Servir… Une idée que l’on croyait passée de mode, mais que Philippe Crépel cultivait par choix, après avoir sagement pesé ses forces et ses faiblesses. Aussi servit-il sans le moindre regret ceux dont il admirait le talent, Samyn, Janssen, Bernard Guyot chez Pelfort, Ocaña, Rosiers, Santy, Grosskost chez Bic. Puis, une fois quitté les pelotons, il se mit au service de différentes collectivités, d’abord celle de l’A.S. Berck au destin mythique dans l’histoire du basket-ball national, ensuite celle du Zénith de Lille où il assura le rôle de « coordinateur général ». Mais son bonheur resterait, selon son propre aveu, de « servir la famille du cyclisme, service toujours librement consenti, et par cela même épanouissant. »[9] Il revint donc dans un milieu qu’il n’avait jamais totalement déserté, créant l’équipe La Redoute-Motobécane en 1979. « Une grande équipe avec Alain Bondue, Jean-Luc Vandenbroucke, Mariano Martinez, Robert Alban, Ferdi Van Den Haute, Johan De Muynck. J’ai fait cinq ans », insisterait-il au micro de Denis Bastien[10]. Puis, sur l’invitation de Bernard Hinault, il participa à l’aventure de la formation La Vie Claire, avant de chaperonner le Charly Mottet des deux dernières saisons chez Novémail. Souvenirs multiples, souvent heureux… Pourtant, rien ne le réjouirait davantage, la soixantaine passée, que de diriger la Tropicale Amissa Bongo, l’une des principales courses par étapes du continent africain, ou de relancer, en 2012, la randonnée Lille-Hardelot. « Quatre mille cyclistes et cyclotouristes qui aiment tout simplement le vélo », devait-il préciser avec une évidente émotion. Celle d’avoir rendu au centuple les joies glanées en quatre années de professionnalisme. 

  

© Christophe Penot

Retrouvez chaque mois la suite de cette série de portraits dans La France Cycliste,
le magazine officiel de la Fédération Française de Cyclisme.

 

Philippe Crépel en bref 

 

Né le 12 janvier 1945 à Mons-en-Baroeul.

Professionnel chez Pelforth-Sauvage-Lejeune (1968), Sonolor-Lejeune (1969), Bic (1970 et 1971).

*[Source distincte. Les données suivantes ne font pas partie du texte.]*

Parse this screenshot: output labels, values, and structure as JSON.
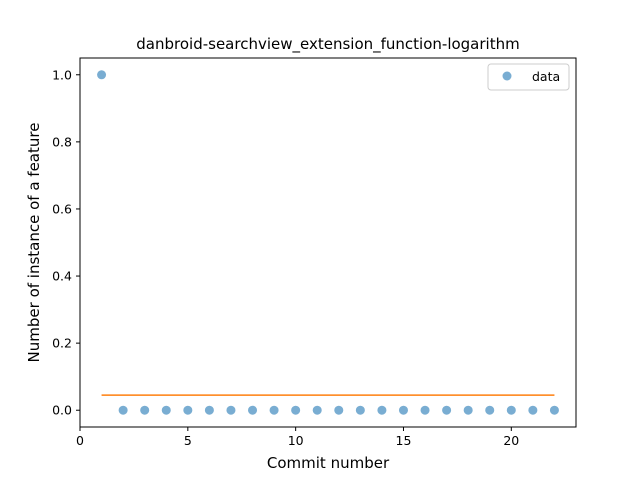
{
  "chart_data": {
    "type": "scatter",
    "title": "danbroid-searchview_extension_function-logarithm",
    "xlabel": "Commit number",
    "ylabel": "Number of instance of a feature",
    "xlim": [
      0,
      23
    ],
    "ylim": [
      -0.05,
      1.05
    ],
    "xticks": [
      0,
      5,
      10,
      15,
      20
    ],
    "yticks": [
      0.0,
      0.2,
      0.4,
      0.6,
      0.8,
      1.0
    ],
    "ytick_labels": [
      "0.0",
      "0.2",
      "0.4",
      "0.6",
      "0.8",
      "1.0"
    ],
    "grid": false,
    "legend_position": "top-right",
    "series": [
      {
        "name": "data",
        "kind": "scatter",
        "color": "#1f77b4",
        "x": [
          1,
          2,
          3,
          4,
          5,
          6,
          7,
          8,
          9,
          10,
          11,
          12,
          13,
          14,
          15,
          16,
          17,
          18,
          19,
          20,
          21,
          22
        ],
        "y": [
          1,
          0,
          0,
          0,
          0,
          0,
          0,
          0,
          0,
          0,
          0,
          0,
          0,
          0,
          0,
          0,
          0,
          0,
          0,
          0,
          0,
          0
        ]
      },
      {
        "kind": "line",
        "color": "#ff7f0e",
        "x": [
          1,
          22
        ],
        "y": [
          0.045,
          0.045
        ]
      }
    ]
  }
}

Principaux résultats : 7e du G. P. d’Antibes 1968 ; 4e du Circ. De Waes 1968 ; 61e du Tour des Flandres 1968, 36e en 1969 ; 8e du G. P.de Denain 1968, 9e en 1969 ; 15e du Cir. des Régions Flamandes 1968 ; 44e de Paris-Roubaix 1968, 41e en 1971 ; 8e du G. P.de Cannes 1969 ; 30e du Crit. National 1969, 56e en 1971 ; 35e de Gand-Wevelgem 1969 ; 32e de l’Amstel Gold Race 1969 ; 17e du G. P. d’Isbergues 1970 ; 13e de Paris-Bourges 1971 ; 10e du Cir. de la Vienne 1971 ; 2e du Prix de Sin-le-Noble 1971.

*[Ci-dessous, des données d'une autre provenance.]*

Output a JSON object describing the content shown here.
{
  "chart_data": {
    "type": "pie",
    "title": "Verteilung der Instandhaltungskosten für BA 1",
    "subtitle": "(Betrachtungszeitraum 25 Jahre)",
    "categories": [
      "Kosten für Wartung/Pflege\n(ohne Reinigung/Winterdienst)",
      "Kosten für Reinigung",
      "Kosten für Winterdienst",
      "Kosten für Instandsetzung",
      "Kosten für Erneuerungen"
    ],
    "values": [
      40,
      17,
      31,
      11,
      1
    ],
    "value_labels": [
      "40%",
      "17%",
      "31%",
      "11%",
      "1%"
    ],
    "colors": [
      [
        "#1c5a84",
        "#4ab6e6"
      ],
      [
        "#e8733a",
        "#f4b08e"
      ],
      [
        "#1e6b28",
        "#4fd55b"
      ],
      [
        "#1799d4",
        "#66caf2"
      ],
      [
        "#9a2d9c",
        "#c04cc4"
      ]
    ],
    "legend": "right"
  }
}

[1] Conversation avec l’auteur du 31.07.14.

[2] Ibid.

[3] L’Équipe, 8 avril 1968.

[4] Jean-Marie Leblanc, gardien du Tour de France, Éd. Cristel, 1999, pp. 36-37

[5] Ibid., p. 97.

[6] Conversation avec l’auteur du 31.07.14.

[7] Ibid.

[8] Ibid.

[9] Ibid.

[10] Le Quotidien (Luxembourg) du 13 juillet 2011.